Slow eating may reduce hunger but not calorie intake

Previous studies suggest that eating speed may affect how many calories the body consumes. But new research suggests that eating speed, rather than caloric intake, may have more of an impact on hunger suppression.

This is according to a study published in the Journal of the Academy of Nutrition and Dietetics.

Investigators from the Department of Kinesiology at Texas Christian University say that previous research has mainly analyzed the link between calorie intake and eating speed in individuals of a healthy weight.

But this new study looked at the relationship between eating speed and energy intake in 35 overweight and obese individuals and compared the results with 35 individuals of a healthy weight.

New research suggests that eating slowly may reduce hunger but may not have a significant impact on calorie intake.
Both groups were required to consume one meal a day within a controlled environment over 2 days. Both meals were the same for each group, and the energy content (calories) and weight of each meal were measured prior to consumption.

For one meal, both groups were asked to eat at a slow pace. During this meal, they were asked to imagine they had time constraints in which to finish, to take small bites, thoroughly chew their meal and pause and set down their cutlery between bites.

For the other meal, both groups were asked to eat their food at a fast pace. They were asked to imagine they had to finish their meal within a certain time frame, take large bites, chew quickly and to not put down their cutlery between bites.

Slow eating ‘may reduce hunger’
Results of the study revealed that both groups felt less hungry an hour after the slow-eating condition, compared with the fast-eating condition.

Dr. Meena Shah, lead author of the study, explains:

“In both groups, ratings of hunger were significantly lower at 60 minutes from when the meal began during the slow compared to the fast-eating condition. These results indicate that greater hunger suppression among both groups could be expected from a meal that is consumed more slowly.”

Both groups also demonstrated a higher water consumption throughout the slow-eating condition, with 12 ounces of water consumed, compared with 9 ounces throughout the fast-eating condition.

Dr. Shah says the higher consumption of water during the slow-eating condition may have caused stomach distention in the participants and therefore may have affected the level of food consumption.

No impact on calorie intake for obese group
However, when analyzing the participants’ calorie intake, the researchers found that only the subjects of a healthy weight saw a reduction in calorie intake after consuming the meal in the slow-eating condition. The obese/overweight group ate 58 calories less, while the normal weight group ate 88 calories less.

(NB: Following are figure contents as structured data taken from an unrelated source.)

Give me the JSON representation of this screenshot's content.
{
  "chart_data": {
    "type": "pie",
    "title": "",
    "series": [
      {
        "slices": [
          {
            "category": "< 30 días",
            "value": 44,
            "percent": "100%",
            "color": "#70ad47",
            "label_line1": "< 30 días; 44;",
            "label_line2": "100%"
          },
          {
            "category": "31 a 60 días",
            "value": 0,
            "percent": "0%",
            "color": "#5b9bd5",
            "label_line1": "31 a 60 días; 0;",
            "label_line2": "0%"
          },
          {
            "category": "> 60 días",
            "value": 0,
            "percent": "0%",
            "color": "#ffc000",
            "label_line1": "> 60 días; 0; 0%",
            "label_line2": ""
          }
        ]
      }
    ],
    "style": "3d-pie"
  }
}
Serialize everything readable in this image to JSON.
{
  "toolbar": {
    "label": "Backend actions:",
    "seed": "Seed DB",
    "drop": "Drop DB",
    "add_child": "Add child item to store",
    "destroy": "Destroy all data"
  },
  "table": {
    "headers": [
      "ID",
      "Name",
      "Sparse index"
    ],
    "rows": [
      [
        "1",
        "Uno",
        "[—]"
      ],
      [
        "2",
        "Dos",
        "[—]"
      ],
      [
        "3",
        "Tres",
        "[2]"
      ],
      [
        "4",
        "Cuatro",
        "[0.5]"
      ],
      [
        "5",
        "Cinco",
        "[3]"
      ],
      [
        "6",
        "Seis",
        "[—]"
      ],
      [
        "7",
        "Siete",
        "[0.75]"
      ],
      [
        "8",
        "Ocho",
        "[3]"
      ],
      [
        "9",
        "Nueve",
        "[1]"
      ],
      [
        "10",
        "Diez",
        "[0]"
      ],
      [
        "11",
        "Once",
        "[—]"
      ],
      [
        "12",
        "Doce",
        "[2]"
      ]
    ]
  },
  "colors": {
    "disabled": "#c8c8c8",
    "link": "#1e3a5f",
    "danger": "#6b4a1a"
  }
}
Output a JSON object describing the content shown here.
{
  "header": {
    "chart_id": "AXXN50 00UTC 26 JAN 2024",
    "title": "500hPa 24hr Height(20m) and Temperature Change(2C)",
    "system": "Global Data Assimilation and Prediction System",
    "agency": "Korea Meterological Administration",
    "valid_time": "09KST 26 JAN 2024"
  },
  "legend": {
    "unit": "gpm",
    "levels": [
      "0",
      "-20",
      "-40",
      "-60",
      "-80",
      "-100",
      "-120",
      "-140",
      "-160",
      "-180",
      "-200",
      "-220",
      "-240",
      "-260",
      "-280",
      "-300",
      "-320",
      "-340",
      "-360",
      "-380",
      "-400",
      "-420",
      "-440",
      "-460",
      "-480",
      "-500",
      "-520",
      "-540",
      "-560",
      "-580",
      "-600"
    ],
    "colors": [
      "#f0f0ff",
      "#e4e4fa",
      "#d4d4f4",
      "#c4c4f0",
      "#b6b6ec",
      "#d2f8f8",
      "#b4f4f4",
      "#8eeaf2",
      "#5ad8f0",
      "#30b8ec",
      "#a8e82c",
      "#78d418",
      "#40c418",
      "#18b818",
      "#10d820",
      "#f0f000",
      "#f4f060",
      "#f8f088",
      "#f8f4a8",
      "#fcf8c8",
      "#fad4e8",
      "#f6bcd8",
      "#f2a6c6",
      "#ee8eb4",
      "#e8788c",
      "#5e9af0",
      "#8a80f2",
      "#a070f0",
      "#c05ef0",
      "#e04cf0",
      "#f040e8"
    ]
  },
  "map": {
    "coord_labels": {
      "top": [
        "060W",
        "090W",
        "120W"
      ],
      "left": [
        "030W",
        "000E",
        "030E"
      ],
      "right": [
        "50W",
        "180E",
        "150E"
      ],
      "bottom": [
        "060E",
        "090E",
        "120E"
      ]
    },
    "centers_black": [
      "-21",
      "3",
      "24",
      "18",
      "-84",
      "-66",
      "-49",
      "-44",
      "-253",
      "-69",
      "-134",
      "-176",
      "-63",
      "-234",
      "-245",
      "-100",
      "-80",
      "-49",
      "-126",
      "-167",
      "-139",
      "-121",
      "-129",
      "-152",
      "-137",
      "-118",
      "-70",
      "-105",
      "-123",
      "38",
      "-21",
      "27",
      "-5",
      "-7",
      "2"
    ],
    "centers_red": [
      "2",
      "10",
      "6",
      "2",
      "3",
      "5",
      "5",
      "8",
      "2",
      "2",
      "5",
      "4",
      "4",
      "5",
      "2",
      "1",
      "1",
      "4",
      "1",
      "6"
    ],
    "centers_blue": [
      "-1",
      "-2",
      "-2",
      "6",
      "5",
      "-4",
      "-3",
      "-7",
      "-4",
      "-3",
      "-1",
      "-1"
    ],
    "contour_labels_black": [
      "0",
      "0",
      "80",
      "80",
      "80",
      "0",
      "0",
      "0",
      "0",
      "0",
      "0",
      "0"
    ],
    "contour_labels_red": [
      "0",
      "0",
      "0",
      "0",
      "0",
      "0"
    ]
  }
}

“A lack of statistical significance in the overweight and obese group may be partly due to the fact that they consumed less food during both eating conditions compared to the normal-weight subjects,” says Dr. Shah.

She adds that the overweight and obese participants may have felt self-conscious during the meal, and so it is possible that this may have caused them to eat less.

According to the Centers for Disease Control and Prevention (CDC), more than one-third of the US adult population is obese. Obesity rates have increased from 14.5% of the US population in 1971-74 to 35.9% of the population in 2009-10.

Dr. Shah notes that with obesity rates continuing to rise, information on how individuals of a different weight approach and consume food may help in the development of strategies to reduce calorie intake.

But she says that findings from this study show that slowing the speed of eating “may help to lower energy intake and suppress hunger levels and may even enhance the enjoyment of a meal.”